In May, six months after the release of the film, the force said it would be inviting residents to review its progress on how it uses stop and search powers.
Where did it begin for Michael Jenkins?
After he dropped out of college, he began making "basic music videos" for local rap groups and "film just clicked".
When his camera broke and he could not afford the £900 needed to fix it, he approached the Princes Trust.
"I looked into it and that got me into thinking about business. It took me a long time, almost a year as the Princes Trust course was full," he said.
And once on the course, it was not plain sailing. He was teamed up with a mentor - self-confessed "old school" retired banker Alan Piper - who was not in the least impressed when Michael Jenkins arrived ten minutes late for their first meeting.
On Mr Piper's advice, Mr Jenkins bought a desk diary and was never late again.

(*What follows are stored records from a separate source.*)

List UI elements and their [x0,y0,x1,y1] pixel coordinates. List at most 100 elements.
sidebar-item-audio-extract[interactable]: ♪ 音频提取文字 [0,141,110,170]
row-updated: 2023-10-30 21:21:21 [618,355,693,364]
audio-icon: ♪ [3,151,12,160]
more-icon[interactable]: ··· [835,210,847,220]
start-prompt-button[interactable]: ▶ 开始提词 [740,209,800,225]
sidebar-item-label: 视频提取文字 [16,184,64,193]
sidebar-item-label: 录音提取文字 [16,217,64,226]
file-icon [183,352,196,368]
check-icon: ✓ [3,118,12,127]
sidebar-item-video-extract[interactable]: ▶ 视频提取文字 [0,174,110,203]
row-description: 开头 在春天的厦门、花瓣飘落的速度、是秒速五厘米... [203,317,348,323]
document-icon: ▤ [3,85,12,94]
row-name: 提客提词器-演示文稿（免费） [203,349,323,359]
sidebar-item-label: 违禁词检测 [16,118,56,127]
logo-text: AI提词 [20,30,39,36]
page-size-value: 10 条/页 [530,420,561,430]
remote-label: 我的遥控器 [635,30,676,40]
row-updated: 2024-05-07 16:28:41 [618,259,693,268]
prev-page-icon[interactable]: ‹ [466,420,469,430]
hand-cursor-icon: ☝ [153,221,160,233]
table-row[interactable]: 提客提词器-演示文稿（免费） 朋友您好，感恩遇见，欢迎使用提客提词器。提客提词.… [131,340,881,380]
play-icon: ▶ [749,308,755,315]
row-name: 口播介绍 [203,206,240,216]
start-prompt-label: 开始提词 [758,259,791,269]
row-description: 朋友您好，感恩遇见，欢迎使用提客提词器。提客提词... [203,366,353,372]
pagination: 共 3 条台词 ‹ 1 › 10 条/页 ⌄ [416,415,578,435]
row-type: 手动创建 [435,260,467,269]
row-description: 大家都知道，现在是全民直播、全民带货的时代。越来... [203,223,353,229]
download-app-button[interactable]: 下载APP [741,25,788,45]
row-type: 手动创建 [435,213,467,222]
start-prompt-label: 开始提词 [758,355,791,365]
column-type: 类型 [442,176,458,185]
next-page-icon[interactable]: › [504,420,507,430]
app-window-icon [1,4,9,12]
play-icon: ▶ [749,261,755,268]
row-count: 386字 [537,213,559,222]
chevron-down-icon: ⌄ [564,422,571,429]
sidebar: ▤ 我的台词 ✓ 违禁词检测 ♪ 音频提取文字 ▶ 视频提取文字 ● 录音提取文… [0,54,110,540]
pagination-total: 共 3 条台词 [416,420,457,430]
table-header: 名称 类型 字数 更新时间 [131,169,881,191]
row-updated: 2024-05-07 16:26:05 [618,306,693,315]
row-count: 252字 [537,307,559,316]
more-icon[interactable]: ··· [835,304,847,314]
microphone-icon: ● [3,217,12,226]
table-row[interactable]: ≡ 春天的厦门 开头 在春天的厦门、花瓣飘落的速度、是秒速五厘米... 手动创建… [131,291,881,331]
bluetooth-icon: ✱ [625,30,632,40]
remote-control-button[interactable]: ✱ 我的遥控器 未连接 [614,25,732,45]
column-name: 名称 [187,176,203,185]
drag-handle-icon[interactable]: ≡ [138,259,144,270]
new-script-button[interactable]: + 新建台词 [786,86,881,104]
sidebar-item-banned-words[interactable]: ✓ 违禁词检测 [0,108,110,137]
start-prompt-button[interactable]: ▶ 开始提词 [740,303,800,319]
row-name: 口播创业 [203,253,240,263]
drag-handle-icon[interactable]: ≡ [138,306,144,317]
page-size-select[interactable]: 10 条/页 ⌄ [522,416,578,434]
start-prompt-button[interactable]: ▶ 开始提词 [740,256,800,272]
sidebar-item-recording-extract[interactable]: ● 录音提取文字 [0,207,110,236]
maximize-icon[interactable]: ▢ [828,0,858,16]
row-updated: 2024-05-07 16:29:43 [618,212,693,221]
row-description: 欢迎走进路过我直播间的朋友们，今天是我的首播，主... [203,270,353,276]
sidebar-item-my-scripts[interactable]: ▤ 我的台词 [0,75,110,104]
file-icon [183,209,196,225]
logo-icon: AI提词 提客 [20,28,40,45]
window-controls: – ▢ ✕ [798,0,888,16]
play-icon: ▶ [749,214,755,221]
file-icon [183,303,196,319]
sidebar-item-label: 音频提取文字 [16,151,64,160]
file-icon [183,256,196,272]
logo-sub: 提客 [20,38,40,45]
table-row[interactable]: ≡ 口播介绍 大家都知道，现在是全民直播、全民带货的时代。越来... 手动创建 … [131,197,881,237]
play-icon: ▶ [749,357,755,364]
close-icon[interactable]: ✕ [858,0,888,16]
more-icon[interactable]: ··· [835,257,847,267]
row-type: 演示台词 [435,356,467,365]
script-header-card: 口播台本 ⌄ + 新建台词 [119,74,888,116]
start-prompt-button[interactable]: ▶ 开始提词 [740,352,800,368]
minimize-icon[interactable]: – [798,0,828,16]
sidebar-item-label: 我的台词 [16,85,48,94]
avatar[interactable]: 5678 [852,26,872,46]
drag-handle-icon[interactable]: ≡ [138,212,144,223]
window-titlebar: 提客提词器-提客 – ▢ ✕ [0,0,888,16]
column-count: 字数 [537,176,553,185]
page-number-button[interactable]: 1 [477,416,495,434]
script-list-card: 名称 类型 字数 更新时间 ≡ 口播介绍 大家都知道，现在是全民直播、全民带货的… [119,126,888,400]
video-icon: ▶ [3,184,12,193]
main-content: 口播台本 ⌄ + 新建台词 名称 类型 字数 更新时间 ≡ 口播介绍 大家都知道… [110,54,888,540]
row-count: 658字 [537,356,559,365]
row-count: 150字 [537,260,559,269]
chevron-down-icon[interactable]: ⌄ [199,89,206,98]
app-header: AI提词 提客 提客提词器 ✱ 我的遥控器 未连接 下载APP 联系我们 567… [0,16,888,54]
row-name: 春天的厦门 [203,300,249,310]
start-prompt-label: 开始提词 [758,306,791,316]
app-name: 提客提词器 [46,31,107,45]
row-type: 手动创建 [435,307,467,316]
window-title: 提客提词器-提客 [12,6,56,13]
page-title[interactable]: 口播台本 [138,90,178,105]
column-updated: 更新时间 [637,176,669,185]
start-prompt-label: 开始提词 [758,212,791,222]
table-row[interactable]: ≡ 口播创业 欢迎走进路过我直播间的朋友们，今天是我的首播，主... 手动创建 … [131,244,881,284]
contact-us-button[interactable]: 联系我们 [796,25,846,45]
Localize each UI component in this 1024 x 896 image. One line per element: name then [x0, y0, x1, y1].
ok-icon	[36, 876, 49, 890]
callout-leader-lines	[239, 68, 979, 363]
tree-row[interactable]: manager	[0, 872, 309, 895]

Soon afterwards, he set up his company - 8th Sense Media - making films that set out to challenge negative stereotypes. And in 2012, the Princes Trust loaned him about £2,300 to buy a camera.
Mr Piper, who has mentored more than 600 people, said: "Michael stands out. He is confident but not arrogant and a storyteller with a social conscience.
"The great thing about Michael is that he listened. In between meetings he had tackled whatever we had discussed - sometimes challenging, sometimes easy.
"I asked him 'what kind of a filmmaker do you want to be remembered for?' and that will help you and guide you over which jobs you take on and what kind of jobs you don't take on."
Michael Jenkins' latest film Black Soldier, White Army - shown at Bristol's Afrika Eye film festival in November - is about a black veteran soldier who served in Northern Ireland.
Other current projects include Darkie Day, which he started filming on 26 December. The film is about a Boxing Day tradition in Padstow in Cornwall where local people "black up", similar to minstrels. Mr Jenkins says he wanted to find out whether it was a "harmless English folk tradition or racism."
He said: "Filming was very interesting and it gave me a mixture of emotions.
"Nonetheless, it has inspired me to follow up on contacts I have made to further investigate this tradition and gain a better understanding."